The Shoulder

We should begin with a word about Dan Hurlin’s text for The Shoulder, simply because that text is based on an extraordinary real-life story, the kind that tugs right on the heartstrings even as it charms the very pants from our loins. In 1994, shortly after being informed that failing eyesight prevented him from renewing his driver’s license, a 74 year-old Iowa farmer, Alvin Straight, learned that his brother in Wisconsin had suffered a stroke. Unable to find an alternative mode of conveyance, due to the remoteness of their mutual locations, he made the 250-mile journey in 41 days, on a riding mower pulling a 10-foot trailer filled with camping supplies at an average speed at 5 miles per hour.
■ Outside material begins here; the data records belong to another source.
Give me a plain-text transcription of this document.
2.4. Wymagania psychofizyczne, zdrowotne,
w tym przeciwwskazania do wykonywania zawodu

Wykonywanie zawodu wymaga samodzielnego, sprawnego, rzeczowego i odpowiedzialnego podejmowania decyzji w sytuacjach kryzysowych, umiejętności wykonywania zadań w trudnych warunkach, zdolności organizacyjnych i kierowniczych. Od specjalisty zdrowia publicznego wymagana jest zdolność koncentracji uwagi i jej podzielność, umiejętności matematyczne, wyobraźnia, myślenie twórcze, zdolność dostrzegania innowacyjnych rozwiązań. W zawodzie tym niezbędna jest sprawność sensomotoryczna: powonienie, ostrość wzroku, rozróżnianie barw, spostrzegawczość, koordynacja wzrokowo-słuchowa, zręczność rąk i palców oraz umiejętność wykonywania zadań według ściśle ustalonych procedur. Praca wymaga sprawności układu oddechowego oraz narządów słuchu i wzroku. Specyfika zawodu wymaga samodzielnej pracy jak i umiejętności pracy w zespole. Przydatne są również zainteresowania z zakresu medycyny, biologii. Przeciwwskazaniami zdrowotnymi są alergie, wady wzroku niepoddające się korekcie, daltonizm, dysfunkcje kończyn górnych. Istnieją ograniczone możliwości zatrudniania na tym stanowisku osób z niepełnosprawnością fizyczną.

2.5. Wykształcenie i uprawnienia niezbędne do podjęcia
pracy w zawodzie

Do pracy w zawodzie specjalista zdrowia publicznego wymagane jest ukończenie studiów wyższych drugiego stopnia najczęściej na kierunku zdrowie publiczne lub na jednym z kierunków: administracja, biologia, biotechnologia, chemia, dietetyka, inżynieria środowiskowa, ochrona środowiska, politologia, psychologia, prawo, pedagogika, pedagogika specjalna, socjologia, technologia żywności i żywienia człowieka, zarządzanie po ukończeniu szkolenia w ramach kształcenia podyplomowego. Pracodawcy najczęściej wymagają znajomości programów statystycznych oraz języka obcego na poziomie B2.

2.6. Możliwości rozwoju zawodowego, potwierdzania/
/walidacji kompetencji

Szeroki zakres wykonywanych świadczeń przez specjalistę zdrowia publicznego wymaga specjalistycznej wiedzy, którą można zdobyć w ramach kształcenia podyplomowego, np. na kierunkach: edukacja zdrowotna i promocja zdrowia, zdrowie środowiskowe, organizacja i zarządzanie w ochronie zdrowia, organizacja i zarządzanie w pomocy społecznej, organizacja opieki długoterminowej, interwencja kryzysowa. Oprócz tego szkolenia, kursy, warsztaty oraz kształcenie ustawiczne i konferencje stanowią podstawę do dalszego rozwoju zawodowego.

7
You may remember it from the David Lynch version.
Dan Moses Schreier’s music for this inspired theatrical song-cycle treats Hurlin’s text exactly as it warrants, avoiding faux folksiness and gratuitous rigor alike in lieu of passion and charm, administered carefully as sacred herbs in a lambent panoply of color, texture and mood, to gently support and enhance Hurlin’s multi-focus, multidimensional interpretation of the farmer’s story. Schreier marries Ivesian ebullience and Straussian fluidity with classic up-to-dateness of Rufus Wainwright to create true contemporary American song, down Main Street through the cornfields to 42nd Street.